In the end I managed to write a 7500 word introduction to this book project. It has laid dormant ever since but, just like the peripheral democracy project, it remains in my mind as a reminder of better days when I could think freely and pursue intellectual projects unencumbered by the financial concerns that now shape much of what I do (including the need to be “relevant” in the media news cycle). That was the value of academia to me, as a place where I drew a comfortable salary and which offered institutional support that allowed me to pursue my intellectual interests along with the more mundane duties of teaching and administration required by the job. From my understanding of tertiary affairs today, given the advent of Taylorist education sector management styles, that luxury no longer applies for most academics.

Over the years I have written a number of KP posts that address various aspects of democratic consent, so long-term readers will remember some of them. They are archived for those with an interest in the subject who have not read them. I know that I can always go back to this project because in the end the notion of consent is certainly not going away anytime soon unless religious and secular authoritarians manage to dominate public discourse and popular narratives about “proper” social values and mores, including what constitutes consent and when/where it should be applied in the social realm. More immediately, the issue of consent has been politicised and trivialised by entities and agencies when it comes to female behaviour, male sexual predation, student’s rights, parents rights, “sovereign” citizens and a host of other social interactions. Sadly, the need for consent as a foundation of democratic social interaction appears to have been distorted or lost in recent years even if it may have been a significant consideration before.

That is the crux of the matter: contingent consent at any level is the fundamental basis for all forms of democratic exchange. Just as they saying “love uncertainty and you will love elections” was a clarion cry in the (re-)construction of democracy in the 1980s and 1990s in Latin America, so too must we remember that respect for mutual contingent consent as an intrinsic good must be the basis for all social interaction in a truly democratic society.

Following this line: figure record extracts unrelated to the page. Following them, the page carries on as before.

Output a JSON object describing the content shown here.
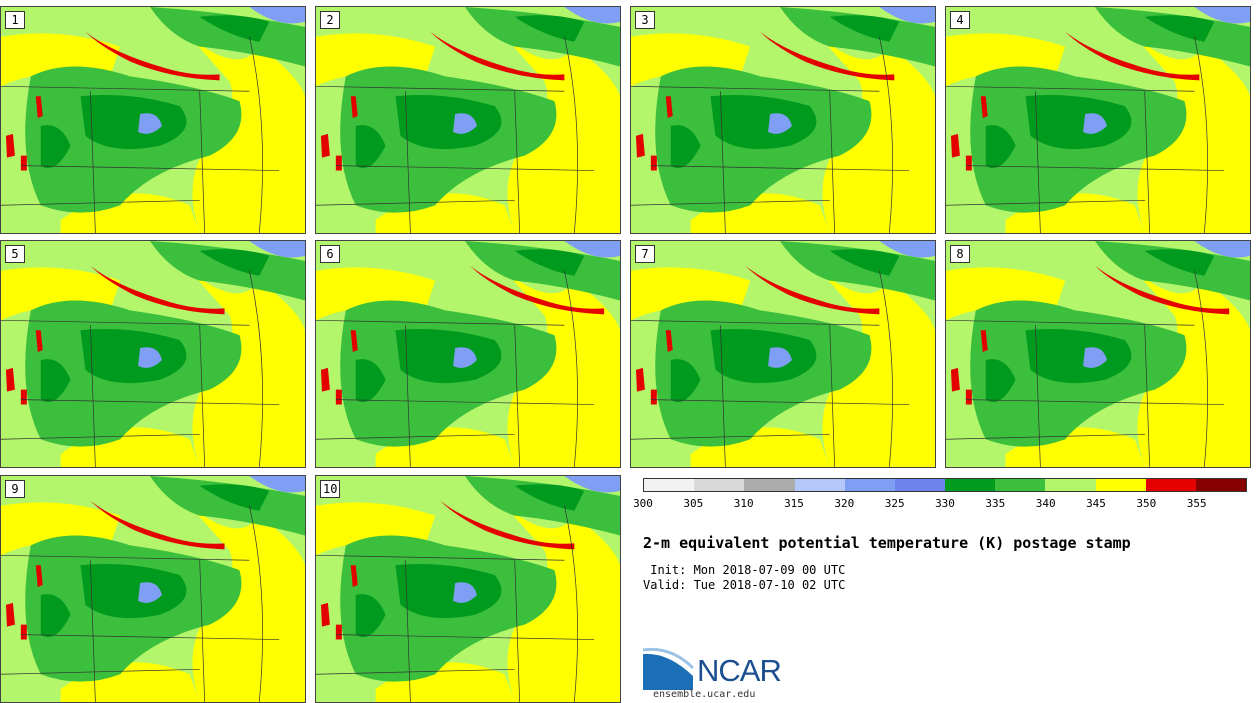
{
  "panels": [
    "1",
    "2",
    "3",
    "4",
    "5",
    "6",
    "7",
    "8",
    "9",
    "10"
  ],
  "colorbar": {
    "colors": [
      "#f2f2f2",
      "#d9d9d9",
      "#acacac",
      "#b5c8fa",
      "#7f9ff5",
      "#6e82ee",
      "#009b1e",
      "#3cbf3c",
      "#b3f56b",
      "#ffff00",
      "#e50000",
      "#870000"
    ],
    "labels": [
      "300",
      "305",
      "310",
      "315",
      "320",
      "325",
      "330",
      "335",
      "340",
      "345",
      "350",
      "355"
    ]
  },
  "title": "2-m equivalent potential temperature (K) postage stamp",
  "init": " Init: Mon 2018-07-09 00 UTC",
  "valid": "Valid: Tue 2018-07-10 02 UTC",
  "logo": {
    "text": "NCAR",
    "site": "ensemble.ucar.edu"
  }
}
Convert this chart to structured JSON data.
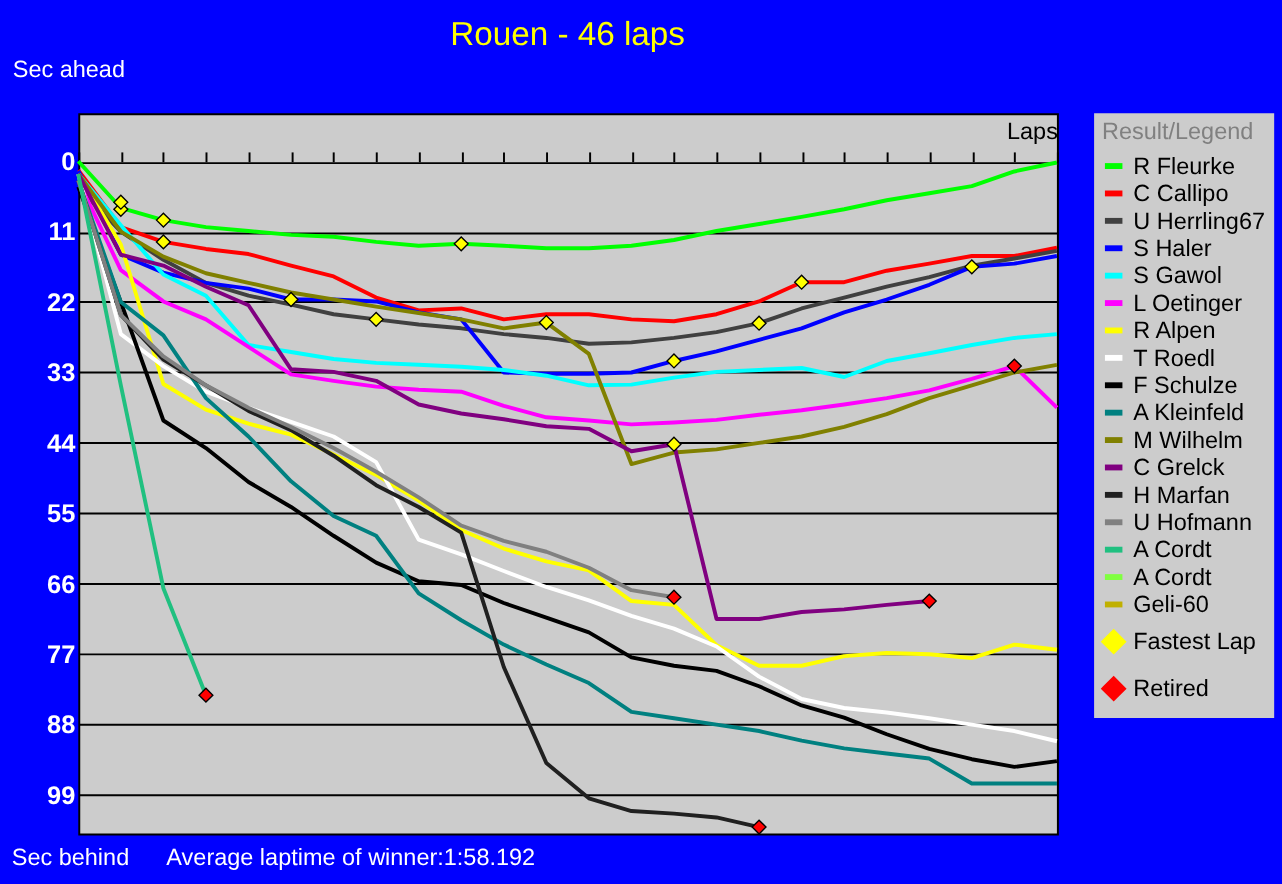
{
  "chart_data": {
    "type": "line",
    "title": "Rouen - 46 laps",
    "ylabel": "Sec ahead",
    "xlabel": "Laps",
    "legend_title": "Result/Legend",
    "annotations": [
      "Sec behind",
      "Average laptime of winner:1:58.192"
    ],
    "categories": [
      null,
      null,
      null,
      null,
      null,
      null,
      null,
      null,
      null,
      null,
      null,
      null,
      null,
      null,
      null,
      null,
      null,
      null,
      null,
      null,
      null,
      null,
      null,
      null
    ],
    "ylim": [
      105,
      -7.5
    ],
    "yticks": [
      0,
      11,
      22,
      33,
      44,
      55,
      66,
      77,
      88,
      99
    ],
    "grid": "y",
    "legend": "right",
    "series": [
      {
        "name": "R Fleurke",
        "color": "#00ff00",
        "values": [
          0,
          7.3,
          9.2,
          10.3,
          10.9,
          11.5,
          11.8,
          12.6,
          13.2,
          12.9,
          13.2,
          13.6,
          13.6,
          13.2,
          12.3,
          10.9,
          9.8,
          8.7,
          7.5,
          6.1,
          5,
          3.9,
          1.6,
          0.2
        ]
      },
      {
        "name": "C Callipo",
        "color": "#ff0000",
        "values": [
          1.4,
          10.3,
          12.6,
          13.7,
          14.5,
          16.3,
          18,
          21.3,
          23.3,
          23,
          24.7,
          23.9,
          23.9,
          24.7,
          25,
          23.9,
          21.9,
          18.9,
          18.9,
          17.1,
          16,
          14.8,
          14.8,
          13.5
        ]
      },
      {
        "name": "U Herrling67",
        "color": "#404040",
        "values": [
          4.1,
          11,
          15.4,
          19,
          21,
          22.4,
          23.9,
          24.7,
          25.5,
          26.1,
          27,
          27.6,
          28.5,
          28.3,
          27.6,
          26.7,
          25.3,
          23,
          21.3,
          19.6,
          18.1,
          16.3,
          15.2,
          14
        ]
      },
      {
        "name": "S Haler",
        "color": "#0000ff",
        "values": [
          1.5,
          14.6,
          17.4,
          19,
          19.9,
          21.6,
          21.6,
          21.9,
          23.6,
          24.7,
          33,
          33.2,
          33.2,
          33,
          31.2,
          29.7,
          27.9,
          26.1,
          23.6,
          21.6,
          19.3,
          16.5,
          16,
          14.8
        ]
      },
      {
        "name": "S Gawol",
        "color": "#00ffff",
        "values": [
          2,
          10,
          17.7,
          21,
          28.7,
          29.8,
          30.9,
          31.5,
          31.8,
          32.1,
          32.6,
          33.5,
          35,
          34.9,
          33.8,
          32.9,
          32.6,
          32.3,
          33.7,
          31.2,
          30,
          28.7,
          27.6,
          27
        ]
      },
      {
        "name": "L Oetinger",
        "color": "#ff00ff",
        "values": [
          3,
          17,
          21.9,
          24.7,
          29,
          33.3,
          34.3,
          35.2,
          35.7,
          36,
          38.2,
          40,
          40.5,
          41.1,
          40.8,
          40.4,
          39.6,
          38.9,
          38,
          37,
          35.8,
          34,
          32,
          38.5
        ]
      },
      {
        "name": "R Alpen",
        "color": "#ffff00",
        "values": [
          2,
          13,
          34.8,
          38.8,
          41,
          42.7,
          45.8,
          49,
          53,
          57.6,
          60.5,
          62.5,
          63.9,
          68.7,
          69.3,
          75.6,
          78.8,
          78.8,
          77.3,
          76.8,
          77,
          77.6,
          75.5,
          76.3
        ]
      },
      {
        "name": "T Roedl",
        "color": "#ffffff",
        "values": [
          2,
          27,
          32,
          36,
          38.5,
          40.7,
          43,
          47,
          59.1,
          61.4,
          64,
          66.5,
          68.6,
          71,
          73,
          75.8,
          80.5,
          84,
          85.4,
          86.1,
          87,
          88,
          89,
          90.6
        ]
      },
      {
        "name": "F Schulze",
        "color": "#000000",
        "values": [
          4,
          22,
          40.5,
          44.8,
          50.1,
          54,
          58.5,
          62.7,
          65.6,
          66.2,
          69,
          71.3,
          73.6,
          77.5,
          78.8,
          79.6,
          82,
          85,
          86.9,
          89.5,
          91.8,
          93.4,
          94.6,
          93.7
        ]
      },
      {
        "name": "A Kleinfeld",
        "color": "#008080",
        "values": [
          3,
          22,
          27.2,
          37,
          43,
          50,
          55.4,
          58.5,
          67.5,
          71.7,
          75.5,
          78.6,
          81.5,
          86,
          87,
          88,
          89,
          90.5,
          91.7,
          92.5,
          93.3,
          97.2,
          97.2,
          97.2
        ]
      },
      {
        "name": "M Wilhelm",
        "color": "#808000",
        "values": [
          2,
          11,
          14.9,
          17.5,
          19,
          20.5,
          21.6,
          22.7,
          23.7,
          24.7,
          26.1,
          25.2,
          30.1,
          47.3,
          45.5,
          45,
          44,
          43,
          41.5,
          39.5,
          37,
          35,
          33,
          31.8
        ]
      },
      {
        "name": "C Grelck",
        "color": "#800080",
        "values": [
          2,
          14.6,
          16.3,
          19.6,
          22.5,
          32.5,
          32.9,
          34.3,
          38,
          39.4,
          40.3,
          41.4,
          41.8,
          45.3,
          44.2,
          71.5,
          71.5,
          70.4,
          70,
          69.3,
          68.7,
          null,
          null,
          null
        ]
      },
      {
        "name": "H Marfan",
        "color": "#202020",
        "values": [
          3,
          24,
          31,
          35,
          39,
          42,
          46,
          50.6,
          54,
          58,
          79,
          94,
          99.5,
          101.5,
          101.9,
          102.5,
          104,
          null,
          null,
          null,
          null,
          null,
          null,
          null
        ]
      },
      {
        "name": "U Hofmann",
        "color": "#808080",
        "values": [
          3,
          24,
          30.5,
          35,
          38.5,
          41.5,
          44.8,
          48.5,
          52.5,
          56.9,
          59.3,
          61,
          63.5,
          67,
          68.1,
          null,
          null,
          null,
          null,
          null,
          null,
          null,
          null,
          null
        ]
      },
      {
        "name": "A Cordt",
        "color": "#20c080",
        "values": [
          2,
          35,
          66.7,
          83.4,
          null,
          null,
          null,
          null,
          null,
          null,
          null,
          null,
          null,
          null,
          null,
          null,
          null,
          null,
          null,
          null,
          null,
          null,
          null,
          null
        ]
      },
      {
        "name": "A Cordt",
        "color": "#80ff40",
        "values": [
          null,
          null,
          null,
          null,
          null,
          null,
          null,
          null,
          null,
          null,
          null,
          null,
          null,
          null,
          null,
          null,
          null,
          null,
          null,
          null,
          null,
          null,
          null,
          null
        ]
      },
      {
        "name": "  Geli-60",
        "color": "#c0b000",
        "values": [
          null,
          null,
          null,
          null,
          null,
          null,
          null,
          null,
          null,
          null,
          null,
          null,
          null,
          null,
          null,
          null,
          null,
          null,
          null,
          null,
          null,
          null,
          null,
          null
        ]
      },
      {
        "name": "Fastest Lap",
        "type": "scatter",
        "marker": "diamond",
        "color": "#ffff00",
        "values": [
          null,
          7.5,
          9.2,
          null,
          null,
          21.6,
          null,
          24.7,
          null,
          12.9,
          null,
          25.2,
          null,
          null,
          31.2,
          null,
          25.3,
          18.9,
          null,
          null,
          null,
          16.5,
          null,
          null
        ]
      },
      {
        "name": "Retired",
        "type": "scatter",
        "marker": "diamond",
        "color": "#ff0000",
        "values": [
          null,
          null,
          null,
          83.4,
          null,
          null,
          null,
          null,
          null,
          null,
          null,
          null,
          null,
          null,
          68.1,
          null,
          104,
          null,
          null,
          null,
          68.7,
          null,
          32,
          null
        ]
      },
      {
        "type": "scatter",
        "marker": "diamond",
        "color": "#ffff00",
        "values": [
          null,
          6.4,
          12.6,
          null,
          null,
          null,
          null,
          null,
          null,
          null,
          null,
          null,
          null,
          null,
          44.2,
          null,
          null,
          null,
          null,
          null,
          null,
          null,
          null,
          null
        ]
      }
    ]
  }
}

The question now is how to regain a basis for mutual contingent consent and the trust that is required in order to achieve it in an environment increasingly marked by dis- and misinformation purveyed by ideological extremists and facilitated by media outlets and political agents with no understanding of or concern for its importance in practical terms. Therein lies the rub.

In any event, the two book projects sit in boxes and on hard and flash drives, waiting for the moment when they are re-opened and revised. That day may never come but the fact that I am writing here about them is like the thought of re-connecting with a couple of long-lost friends from a better time and a happier place. They may be gone but are certainly not forgotten and with luck, perhaps we will meet again.